The interesting part is when you look at the economics of the situation. Chip foundries are operating at close to 90% utilisation, and creating new capacity will take around 3 years. Hence, the best possible case scenario that would mean mid-2023 for new capacity.

However, this will also be causing a watershed moment behind the scenes.

As most of us will know, we’re heading towards either a “CASE” future or that of the “software defined vehicle”. Point being, the processing power/requirements of the car as we know it are due a rethink, as the question of how the connected vehicle operates computationally in order to provide a good user experience (i.e. low latency experience) is utterly critical. Can that be achieved by edge computing or high speed data connections? Either way, there is a chip shortage to accommodate in this equation.

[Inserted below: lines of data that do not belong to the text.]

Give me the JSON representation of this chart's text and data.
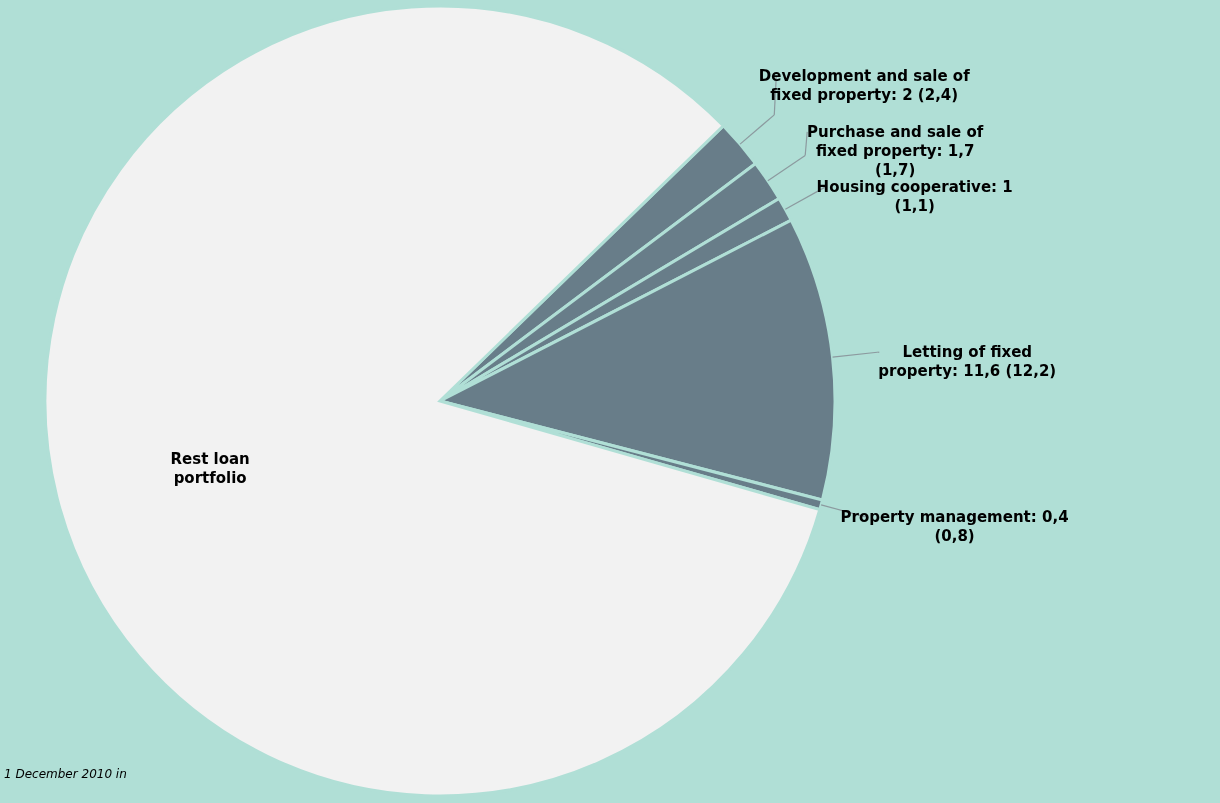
{
  "chart_data": {
    "type": "pie",
    "categories": [
      "Development and sale of fixed property: 2 (2,4)",
      "Purchase and sale of fixed property: 1,7 (1,7)",
      "Housing cooperative: 1 (1,1)",
      "Letting of fixed property: 11,6 (12,2)",
      "Property management: 0,4 (0,8)",
      "Rest loan portfolio"
    ],
    "values": [
      2,
      1.7,
      1,
      11.6,
      0.4,
      83.3
    ],
    "colors": [
      "#687d89",
      "#687d89",
      "#687d89",
      "#687d89",
      "#687d89",
      "#f2f2f2"
    ],
    "annotations": [
      "1 December 2010  in"
    ]
  }
}
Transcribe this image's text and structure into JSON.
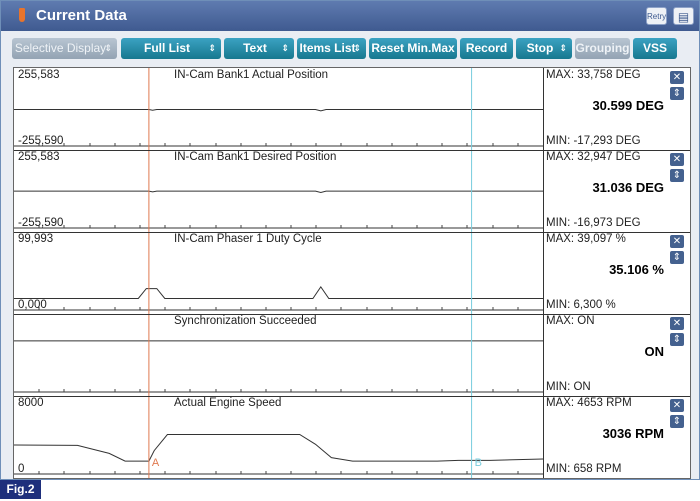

Either way you look at it, the required technology architectures are inevitably migrating to the processing capabilities comparable with high-end gadgets, hence the demand from OEMs for chipsets (of smaller sizes which are in higher demand than the chipsets they currently use) increases too. Couple that with current chip shortage, and it has given rise to a variety of approaches/solutions from OEMs, with either cars in fields waiting for ECUs, “non-essential” features or options being removed from the spec sheet, or features essentially “dead-on-arrival” that will require dealer-fit remedial work once the components are available!

Ultimately the circumstances on the ground can be considered to be in need of a longer lasting solution and an example of this coming into effect is exemplified by Bosch (along with a variety of other Tier-1s), which is now marketing its ‘Vehicle-centralized, zone-oriented E/E architecture with vehicle computers’ which can be found here.

So couple this with the fact that this chip shortage will – it seems – last at least till 2023, (well into the current development cycles of all OEMs) and it is likely that this situation will have accelerated – by at least several years – the OEMs internal agenda for redesigning their CAN bus architectures to reduce chipsets dependency and prepare for the new connected future.